Волны толкаются нетерпеливо в бёдра и лишают устойчивости, вытаскивая из воспоминаний. Зашла по пояс, сама не заметила. Тыльной стороной ладони девушка вытирает щёки. И замирает: тихий всплеск совсем рядом. Лишь одна луна светит, голубая, и вода тихая, почти застывшая, как ртуть, и даже редкие волны кажутся неподвижными, поэтому звук был неожиданным, слишком земным; девушка поражённо застывает: она видит узкую обнажённую спину — доля мгновения, но она снова и снова прокручивает в голове этот эпизод.
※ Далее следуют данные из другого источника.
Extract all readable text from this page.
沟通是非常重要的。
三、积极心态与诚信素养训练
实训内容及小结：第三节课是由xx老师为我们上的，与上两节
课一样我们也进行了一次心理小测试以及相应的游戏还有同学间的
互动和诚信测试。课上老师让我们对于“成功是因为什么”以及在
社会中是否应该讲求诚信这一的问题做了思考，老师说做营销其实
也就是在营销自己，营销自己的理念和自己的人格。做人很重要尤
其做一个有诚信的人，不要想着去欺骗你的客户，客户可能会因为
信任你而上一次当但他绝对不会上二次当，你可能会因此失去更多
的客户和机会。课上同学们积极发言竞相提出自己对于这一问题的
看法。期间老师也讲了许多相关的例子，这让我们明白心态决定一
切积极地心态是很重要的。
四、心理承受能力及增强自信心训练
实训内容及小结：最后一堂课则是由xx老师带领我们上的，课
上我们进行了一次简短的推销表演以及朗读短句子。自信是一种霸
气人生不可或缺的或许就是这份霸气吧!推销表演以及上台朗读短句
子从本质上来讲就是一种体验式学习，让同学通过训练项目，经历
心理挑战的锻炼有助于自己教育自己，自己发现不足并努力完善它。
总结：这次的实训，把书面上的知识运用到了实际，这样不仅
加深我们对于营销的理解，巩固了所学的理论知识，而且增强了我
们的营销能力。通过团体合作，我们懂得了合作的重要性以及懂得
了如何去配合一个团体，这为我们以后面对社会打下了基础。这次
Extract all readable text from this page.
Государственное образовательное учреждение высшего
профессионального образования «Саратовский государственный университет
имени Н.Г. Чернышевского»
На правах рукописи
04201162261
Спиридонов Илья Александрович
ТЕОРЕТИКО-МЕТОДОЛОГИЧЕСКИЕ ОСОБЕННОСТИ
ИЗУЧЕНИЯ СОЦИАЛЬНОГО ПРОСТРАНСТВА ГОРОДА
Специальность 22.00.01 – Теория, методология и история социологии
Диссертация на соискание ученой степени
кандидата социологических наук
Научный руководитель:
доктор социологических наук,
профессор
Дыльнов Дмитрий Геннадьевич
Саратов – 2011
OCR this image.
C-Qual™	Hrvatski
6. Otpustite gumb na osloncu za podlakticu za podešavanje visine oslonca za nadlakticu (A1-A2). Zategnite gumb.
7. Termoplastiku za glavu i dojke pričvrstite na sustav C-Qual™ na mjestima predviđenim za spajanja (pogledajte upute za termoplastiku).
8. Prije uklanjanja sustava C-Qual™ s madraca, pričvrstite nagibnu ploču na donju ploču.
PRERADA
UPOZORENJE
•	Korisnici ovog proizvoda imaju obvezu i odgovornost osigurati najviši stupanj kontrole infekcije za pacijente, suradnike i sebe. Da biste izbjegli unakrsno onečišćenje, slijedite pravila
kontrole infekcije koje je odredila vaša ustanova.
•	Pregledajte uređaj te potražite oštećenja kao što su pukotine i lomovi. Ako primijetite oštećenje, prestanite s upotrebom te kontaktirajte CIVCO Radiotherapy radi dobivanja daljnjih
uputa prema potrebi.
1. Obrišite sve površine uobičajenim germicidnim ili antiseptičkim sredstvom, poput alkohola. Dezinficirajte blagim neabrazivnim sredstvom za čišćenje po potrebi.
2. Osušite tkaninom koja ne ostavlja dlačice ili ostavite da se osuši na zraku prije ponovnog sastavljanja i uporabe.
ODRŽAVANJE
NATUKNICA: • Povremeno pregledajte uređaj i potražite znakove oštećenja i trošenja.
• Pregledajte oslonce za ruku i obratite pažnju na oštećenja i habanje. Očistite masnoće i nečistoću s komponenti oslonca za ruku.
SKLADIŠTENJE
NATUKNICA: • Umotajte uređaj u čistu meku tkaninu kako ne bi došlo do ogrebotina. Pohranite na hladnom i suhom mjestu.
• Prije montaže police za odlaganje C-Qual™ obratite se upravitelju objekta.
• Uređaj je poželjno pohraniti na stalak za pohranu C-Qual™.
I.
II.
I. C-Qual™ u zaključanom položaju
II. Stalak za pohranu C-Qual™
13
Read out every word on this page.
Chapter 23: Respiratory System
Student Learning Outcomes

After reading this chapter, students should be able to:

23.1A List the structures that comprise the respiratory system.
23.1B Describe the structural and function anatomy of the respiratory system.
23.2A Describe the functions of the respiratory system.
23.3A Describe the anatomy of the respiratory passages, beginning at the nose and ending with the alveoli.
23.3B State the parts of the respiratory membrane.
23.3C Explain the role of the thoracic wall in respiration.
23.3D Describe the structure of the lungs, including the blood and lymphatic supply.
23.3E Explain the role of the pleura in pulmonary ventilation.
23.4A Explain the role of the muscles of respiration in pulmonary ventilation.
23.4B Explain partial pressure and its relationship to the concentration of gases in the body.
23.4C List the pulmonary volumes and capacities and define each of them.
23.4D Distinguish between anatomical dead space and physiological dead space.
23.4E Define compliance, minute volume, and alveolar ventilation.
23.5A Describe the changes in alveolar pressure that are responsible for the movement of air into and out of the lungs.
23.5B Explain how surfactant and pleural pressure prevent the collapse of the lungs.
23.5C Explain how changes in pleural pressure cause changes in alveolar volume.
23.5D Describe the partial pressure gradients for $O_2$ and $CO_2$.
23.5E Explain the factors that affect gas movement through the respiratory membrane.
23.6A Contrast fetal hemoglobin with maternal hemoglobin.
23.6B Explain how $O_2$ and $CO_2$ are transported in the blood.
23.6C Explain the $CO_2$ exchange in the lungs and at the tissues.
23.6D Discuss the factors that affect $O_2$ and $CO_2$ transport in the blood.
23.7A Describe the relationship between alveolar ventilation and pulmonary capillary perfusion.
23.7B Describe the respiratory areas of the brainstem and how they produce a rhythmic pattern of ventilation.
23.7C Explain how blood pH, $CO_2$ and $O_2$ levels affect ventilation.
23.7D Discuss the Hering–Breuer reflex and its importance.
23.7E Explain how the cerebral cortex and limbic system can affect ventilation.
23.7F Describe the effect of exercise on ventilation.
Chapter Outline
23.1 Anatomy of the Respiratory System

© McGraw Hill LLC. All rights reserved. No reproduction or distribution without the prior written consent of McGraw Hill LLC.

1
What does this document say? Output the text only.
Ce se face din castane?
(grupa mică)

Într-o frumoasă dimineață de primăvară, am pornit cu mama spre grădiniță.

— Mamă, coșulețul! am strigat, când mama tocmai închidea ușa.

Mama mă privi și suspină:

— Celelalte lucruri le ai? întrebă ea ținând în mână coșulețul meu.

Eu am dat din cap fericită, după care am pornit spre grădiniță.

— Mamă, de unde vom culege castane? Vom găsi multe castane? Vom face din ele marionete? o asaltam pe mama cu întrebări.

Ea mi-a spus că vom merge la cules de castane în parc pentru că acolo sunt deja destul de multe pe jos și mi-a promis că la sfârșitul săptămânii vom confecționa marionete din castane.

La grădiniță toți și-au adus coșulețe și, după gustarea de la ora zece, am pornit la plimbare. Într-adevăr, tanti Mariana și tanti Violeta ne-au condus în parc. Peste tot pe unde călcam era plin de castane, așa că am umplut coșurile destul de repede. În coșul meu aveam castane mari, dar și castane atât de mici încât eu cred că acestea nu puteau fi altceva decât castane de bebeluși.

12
Ей это точно не привиделось! Она бросает ткань, которую подхватывает поверхность воды, бережно хранит, пока девушка ныряет, пытается разглядеть что-то в полной темноте — корабль, помедлив, включает прожекторы, но слишком поздно, ничего больше не видно, лишь высокие водоросли беспокойно колышутся. Она сердито убирает мокрые волосы с лица.
Это могла быть юная девушка — очень изящная фигура; и как так получилось, что не рассмотрела ни бёдер, ни причёски, лишь краем глаза ухватила линии, трогательные позвонки, лопатки — или это уже её фантазия дорисовывает? Однокурсницы подшучивали над ней, чтобы не выдавать смущения, когда она, не таясь, рассматривала их ключицы, плечи, линии бёдер, ступни, зарисовывала выразительными и ласкающими линиями; а она и не думала отпираться, любовалась, изучала, жадно, как будто хотела впитать в себя их красоту и утреннюю свежесть.